I have some problems with the following example of a PDE:
Let $\Omega = \{(\varphi, r)| r \in (0,1), \varphi \in (0, \frac{3}{2}\pi)\}$ which is basically the unitsphere with a quarter piece broken out of it. And $$f(r,\varphi) = 0 \text{ in } \Omega \\ g(r,\varphi) = \sin \left( \frac{2}{3}\varphi \right) \text{ in } \delta\Omega $$ be the given PDE. Now they say: we transform the Laplace-operator with polar coordinates $$x = r \cos(\varphi)\\ y = r \sin \left( \varphi \right)$$ and $u(r,\varphi)=r^ \frac{2}{3} \sin \left( \frac{2}{3} \varphi \right)$ yields a solution of the boundary value problem.
But there is no Laplace-Operator in the PDE. So I must assume, that they also mean $\Delta u =0$ referring to the first of the two equations. But when I check it, I get the following: $$\Delta u = u_{rr} + u_{\varphi\varphi}=-\frac{2}{9}r^{-4/3} \sin(\frac{2}{3} \varphi) -\frac{4}{9} r^{2/3} \sin \left( \frac{2}{3} \varphi \right) $$ Which is not zero. What is the problem here?

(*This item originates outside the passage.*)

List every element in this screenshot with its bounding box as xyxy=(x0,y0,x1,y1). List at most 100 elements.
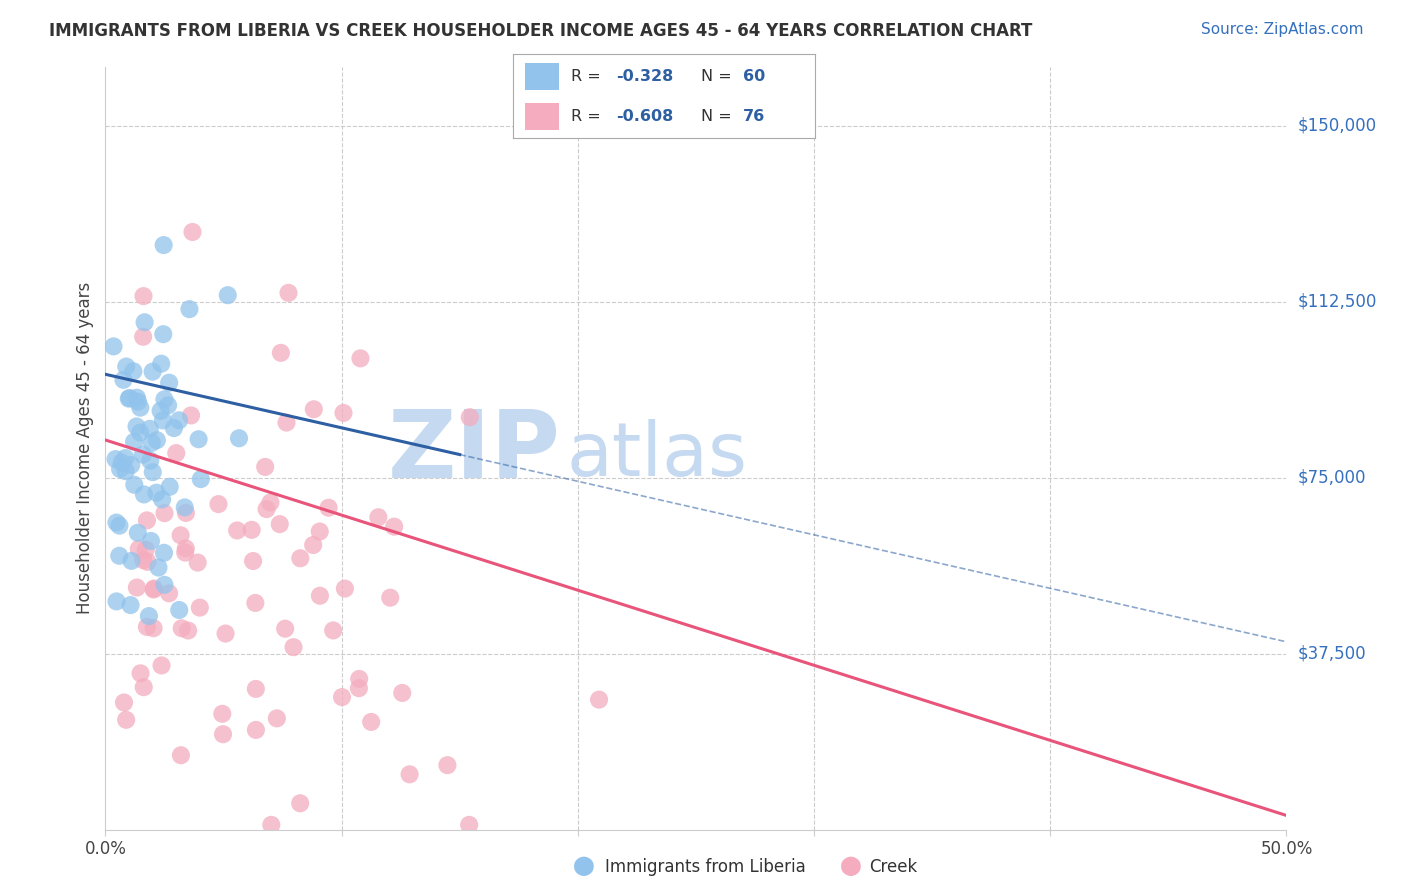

They proceed to show $u \notin C^1(\bar{\Omega})$ to point out, that the solution space $C^2(\Omega) \cap C(\bar{\Omega})$ cannot be chosen smaller:
With $u_x$ and $u_y$ bounded, it should be that $u_r$ is bounded, because: $$u_r = u_x x_r + u_y y_r = u_x \cos(\varphi) + u_y \sin(\varphi)$$ But $ u_r = \frac{2}{3} r^{-1/3} \sin \left( \frac{2}{3} \varphi \right) \rightarrow \infty$ as $ r \rightarrow 0$
but what are $u_x$ and $u_y$ in the first place? And why is it possible to split $u_r$ like this? I seem to be all over the place with it.